My mother-in-law always wants my 9-year-old daughter to come to her house. My daughter will cry if I tell her not today, maybe tomorrow. She has become almost as obsessed with grandma as grandma is with her, but she doesn't show it unless my mother-in-law calls.
If I say I want my child to stay home tonight, my mother-in-law calls my husband and tells on me, as if I'm not allowed to say no. Then my husband gets mad because he says his mother is old, and it doesn't hurt anything.
I've tried to explain she's ruining my relationship with my daughter. My mother-in-law is good at crying, being nasty, and faking nice when it's convenient. I try to be nice, but I am getting sick of her starting fights.
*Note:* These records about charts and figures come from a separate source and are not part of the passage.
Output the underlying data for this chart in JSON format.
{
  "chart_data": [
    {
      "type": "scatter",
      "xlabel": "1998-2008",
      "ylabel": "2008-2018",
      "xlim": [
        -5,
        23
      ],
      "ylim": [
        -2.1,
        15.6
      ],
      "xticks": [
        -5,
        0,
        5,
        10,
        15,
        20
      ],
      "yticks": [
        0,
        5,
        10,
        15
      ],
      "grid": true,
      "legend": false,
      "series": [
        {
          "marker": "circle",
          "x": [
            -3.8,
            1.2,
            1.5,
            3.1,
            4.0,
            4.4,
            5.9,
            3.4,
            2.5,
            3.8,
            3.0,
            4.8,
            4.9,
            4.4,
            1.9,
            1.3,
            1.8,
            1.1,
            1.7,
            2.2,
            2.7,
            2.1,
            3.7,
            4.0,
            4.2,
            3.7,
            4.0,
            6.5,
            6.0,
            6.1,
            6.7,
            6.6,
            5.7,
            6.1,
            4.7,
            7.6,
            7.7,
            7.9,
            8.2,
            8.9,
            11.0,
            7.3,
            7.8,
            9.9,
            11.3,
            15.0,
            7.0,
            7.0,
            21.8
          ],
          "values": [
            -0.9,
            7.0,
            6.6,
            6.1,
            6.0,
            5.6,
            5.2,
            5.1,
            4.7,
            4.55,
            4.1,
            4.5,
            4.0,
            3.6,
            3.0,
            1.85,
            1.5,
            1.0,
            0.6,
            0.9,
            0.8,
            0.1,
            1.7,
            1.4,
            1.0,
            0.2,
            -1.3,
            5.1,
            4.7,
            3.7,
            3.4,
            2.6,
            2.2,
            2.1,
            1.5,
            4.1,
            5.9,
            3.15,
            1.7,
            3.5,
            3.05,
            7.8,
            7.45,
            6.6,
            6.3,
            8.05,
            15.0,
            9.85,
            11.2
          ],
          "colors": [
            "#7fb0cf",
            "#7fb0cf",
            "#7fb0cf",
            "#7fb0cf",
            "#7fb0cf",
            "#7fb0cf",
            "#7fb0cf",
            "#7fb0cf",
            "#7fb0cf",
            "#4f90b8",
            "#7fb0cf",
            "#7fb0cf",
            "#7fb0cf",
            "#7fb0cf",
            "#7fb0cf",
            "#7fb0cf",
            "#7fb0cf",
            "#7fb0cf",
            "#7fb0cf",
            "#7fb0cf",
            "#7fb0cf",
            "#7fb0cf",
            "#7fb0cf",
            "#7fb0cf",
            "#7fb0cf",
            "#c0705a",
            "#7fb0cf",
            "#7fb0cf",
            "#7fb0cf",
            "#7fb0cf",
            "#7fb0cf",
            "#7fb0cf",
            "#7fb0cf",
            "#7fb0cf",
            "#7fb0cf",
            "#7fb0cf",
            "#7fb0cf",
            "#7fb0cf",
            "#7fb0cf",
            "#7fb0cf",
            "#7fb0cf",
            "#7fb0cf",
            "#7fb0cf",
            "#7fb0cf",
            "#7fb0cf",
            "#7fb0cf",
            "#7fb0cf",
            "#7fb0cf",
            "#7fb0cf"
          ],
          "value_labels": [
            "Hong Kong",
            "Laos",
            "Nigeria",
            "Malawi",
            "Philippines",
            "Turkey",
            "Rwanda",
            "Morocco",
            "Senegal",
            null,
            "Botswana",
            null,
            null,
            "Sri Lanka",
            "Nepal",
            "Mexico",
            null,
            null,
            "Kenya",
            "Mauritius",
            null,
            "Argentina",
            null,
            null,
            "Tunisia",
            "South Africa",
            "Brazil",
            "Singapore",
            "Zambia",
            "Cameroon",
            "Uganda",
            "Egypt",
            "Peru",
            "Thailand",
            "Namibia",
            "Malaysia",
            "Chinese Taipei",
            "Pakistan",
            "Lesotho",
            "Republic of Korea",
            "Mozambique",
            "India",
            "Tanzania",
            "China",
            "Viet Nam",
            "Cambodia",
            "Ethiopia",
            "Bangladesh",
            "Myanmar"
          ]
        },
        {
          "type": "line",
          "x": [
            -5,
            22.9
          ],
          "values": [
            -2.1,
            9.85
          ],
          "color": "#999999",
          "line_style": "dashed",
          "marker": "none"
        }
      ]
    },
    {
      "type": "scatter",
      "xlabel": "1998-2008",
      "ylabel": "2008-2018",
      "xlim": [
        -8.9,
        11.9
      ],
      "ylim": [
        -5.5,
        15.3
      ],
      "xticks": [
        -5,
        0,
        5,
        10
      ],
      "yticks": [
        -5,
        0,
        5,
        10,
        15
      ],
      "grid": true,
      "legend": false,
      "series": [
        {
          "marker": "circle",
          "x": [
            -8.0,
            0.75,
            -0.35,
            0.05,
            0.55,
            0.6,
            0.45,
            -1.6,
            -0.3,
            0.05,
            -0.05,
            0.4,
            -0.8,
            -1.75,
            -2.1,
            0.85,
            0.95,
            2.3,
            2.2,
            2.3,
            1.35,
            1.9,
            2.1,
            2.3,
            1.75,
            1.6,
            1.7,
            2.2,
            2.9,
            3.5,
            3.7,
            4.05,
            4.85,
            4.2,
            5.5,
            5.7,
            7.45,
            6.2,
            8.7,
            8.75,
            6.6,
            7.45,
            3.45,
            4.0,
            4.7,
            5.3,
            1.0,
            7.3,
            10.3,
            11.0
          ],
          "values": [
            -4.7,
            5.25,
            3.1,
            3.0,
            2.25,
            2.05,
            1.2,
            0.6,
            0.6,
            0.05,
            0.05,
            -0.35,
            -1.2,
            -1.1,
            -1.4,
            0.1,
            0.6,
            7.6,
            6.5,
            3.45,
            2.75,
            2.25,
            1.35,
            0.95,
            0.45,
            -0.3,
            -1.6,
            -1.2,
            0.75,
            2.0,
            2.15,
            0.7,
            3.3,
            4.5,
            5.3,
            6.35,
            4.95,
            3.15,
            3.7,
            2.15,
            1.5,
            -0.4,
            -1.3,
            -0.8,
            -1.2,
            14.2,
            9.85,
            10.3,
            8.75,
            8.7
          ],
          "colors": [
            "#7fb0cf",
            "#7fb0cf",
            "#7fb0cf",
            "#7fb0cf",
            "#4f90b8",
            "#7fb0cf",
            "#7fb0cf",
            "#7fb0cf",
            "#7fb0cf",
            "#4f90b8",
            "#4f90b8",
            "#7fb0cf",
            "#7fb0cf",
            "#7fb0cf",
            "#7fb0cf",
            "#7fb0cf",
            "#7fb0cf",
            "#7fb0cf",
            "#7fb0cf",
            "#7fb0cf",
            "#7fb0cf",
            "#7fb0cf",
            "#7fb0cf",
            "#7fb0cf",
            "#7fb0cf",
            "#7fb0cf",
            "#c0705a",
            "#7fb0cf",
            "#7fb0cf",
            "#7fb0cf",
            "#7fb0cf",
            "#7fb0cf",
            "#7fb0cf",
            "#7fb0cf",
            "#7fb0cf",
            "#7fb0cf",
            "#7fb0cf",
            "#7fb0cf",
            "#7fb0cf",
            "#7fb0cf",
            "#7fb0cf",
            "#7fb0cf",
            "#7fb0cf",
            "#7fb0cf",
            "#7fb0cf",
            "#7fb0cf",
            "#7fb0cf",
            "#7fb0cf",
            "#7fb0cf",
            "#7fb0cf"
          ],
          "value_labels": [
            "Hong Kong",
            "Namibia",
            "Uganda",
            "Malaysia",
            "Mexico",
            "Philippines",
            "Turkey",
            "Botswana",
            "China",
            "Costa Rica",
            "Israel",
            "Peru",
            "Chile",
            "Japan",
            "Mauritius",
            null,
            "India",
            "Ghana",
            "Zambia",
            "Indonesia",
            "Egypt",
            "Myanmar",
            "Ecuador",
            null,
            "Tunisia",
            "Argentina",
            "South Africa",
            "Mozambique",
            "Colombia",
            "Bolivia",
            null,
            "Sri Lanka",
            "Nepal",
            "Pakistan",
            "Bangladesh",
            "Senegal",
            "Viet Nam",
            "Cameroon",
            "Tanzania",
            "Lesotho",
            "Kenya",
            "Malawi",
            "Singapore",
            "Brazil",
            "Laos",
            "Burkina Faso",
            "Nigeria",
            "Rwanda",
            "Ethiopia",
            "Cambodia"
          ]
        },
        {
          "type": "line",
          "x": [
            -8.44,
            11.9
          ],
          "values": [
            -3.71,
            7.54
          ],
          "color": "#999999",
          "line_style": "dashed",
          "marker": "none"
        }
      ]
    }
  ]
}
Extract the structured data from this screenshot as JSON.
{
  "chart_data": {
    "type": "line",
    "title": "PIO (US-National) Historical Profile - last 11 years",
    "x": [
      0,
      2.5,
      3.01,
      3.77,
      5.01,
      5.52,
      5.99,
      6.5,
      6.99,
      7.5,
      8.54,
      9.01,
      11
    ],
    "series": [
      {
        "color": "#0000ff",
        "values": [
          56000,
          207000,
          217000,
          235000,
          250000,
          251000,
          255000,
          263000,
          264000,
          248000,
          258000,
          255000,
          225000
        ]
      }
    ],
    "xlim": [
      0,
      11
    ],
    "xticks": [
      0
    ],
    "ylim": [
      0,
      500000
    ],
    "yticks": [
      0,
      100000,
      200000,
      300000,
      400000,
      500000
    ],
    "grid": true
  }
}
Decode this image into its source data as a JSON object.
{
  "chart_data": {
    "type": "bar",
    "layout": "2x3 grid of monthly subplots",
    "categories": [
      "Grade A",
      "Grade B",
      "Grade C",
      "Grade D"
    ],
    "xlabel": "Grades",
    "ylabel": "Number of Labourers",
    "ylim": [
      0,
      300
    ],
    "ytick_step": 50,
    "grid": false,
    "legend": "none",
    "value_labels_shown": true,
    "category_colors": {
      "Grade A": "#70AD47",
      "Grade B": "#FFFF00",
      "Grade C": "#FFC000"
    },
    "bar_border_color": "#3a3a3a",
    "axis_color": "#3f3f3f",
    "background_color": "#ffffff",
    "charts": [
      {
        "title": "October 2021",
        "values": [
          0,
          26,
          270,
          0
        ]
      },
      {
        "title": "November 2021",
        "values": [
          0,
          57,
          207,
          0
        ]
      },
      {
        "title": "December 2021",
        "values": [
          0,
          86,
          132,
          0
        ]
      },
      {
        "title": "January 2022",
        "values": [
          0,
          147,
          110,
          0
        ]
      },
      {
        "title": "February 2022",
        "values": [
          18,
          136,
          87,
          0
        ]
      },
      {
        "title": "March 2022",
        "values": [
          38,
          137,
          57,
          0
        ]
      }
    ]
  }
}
My 3-year-old is treated okay, but nothing like my 9-year-old. Grandma causes fights between the two oldest because she is always buying one stuff and not the other, or buying one way nicer things. When my two oldest daughters argue, my mother-in-law tells my 9-year-old mean stuff to say to her sister. I've explained to her that is a big no-no.
My husband blames it on her having a stroke. But I don't believe that that would make her evil just towards me. What else can I do?
Layla, in a twist on the old fairy tale, your mother-in-law has made one child Cinderella, you the evil stepmother, and the other two also-rans. Unfairness tears people, especially little people, apart. It can tear families apart. We can't even imagine what conflicts there will be when the girls reach the teenage angst years.
Your mother-in-law is overstepping her bounds, and she knows it. Her age is not a factor. There is no age at which we get to ignore the rules of good parenting and good human relations. Each time she spoils one child she injures the self-esteem of the other two.
Your husband prefers arguing with you over a talk with his mother. He's willing to sit on his hands because there is no cost to him for inaction. Though it's preferable for actions to flow out of love, sometimes only tit-for-tat can restore fairness and balance.
When your mother-in-law gives unequal gifts, redress the injustice. If one daughter is allowed to go to grandma's against your wishes, give the other a treat like a special movie. In time your husband may be willing to sit down and discuss the effects of his mother's actions. Your actions can help him appreciate the value of fair, evenhanded treatment for everyone.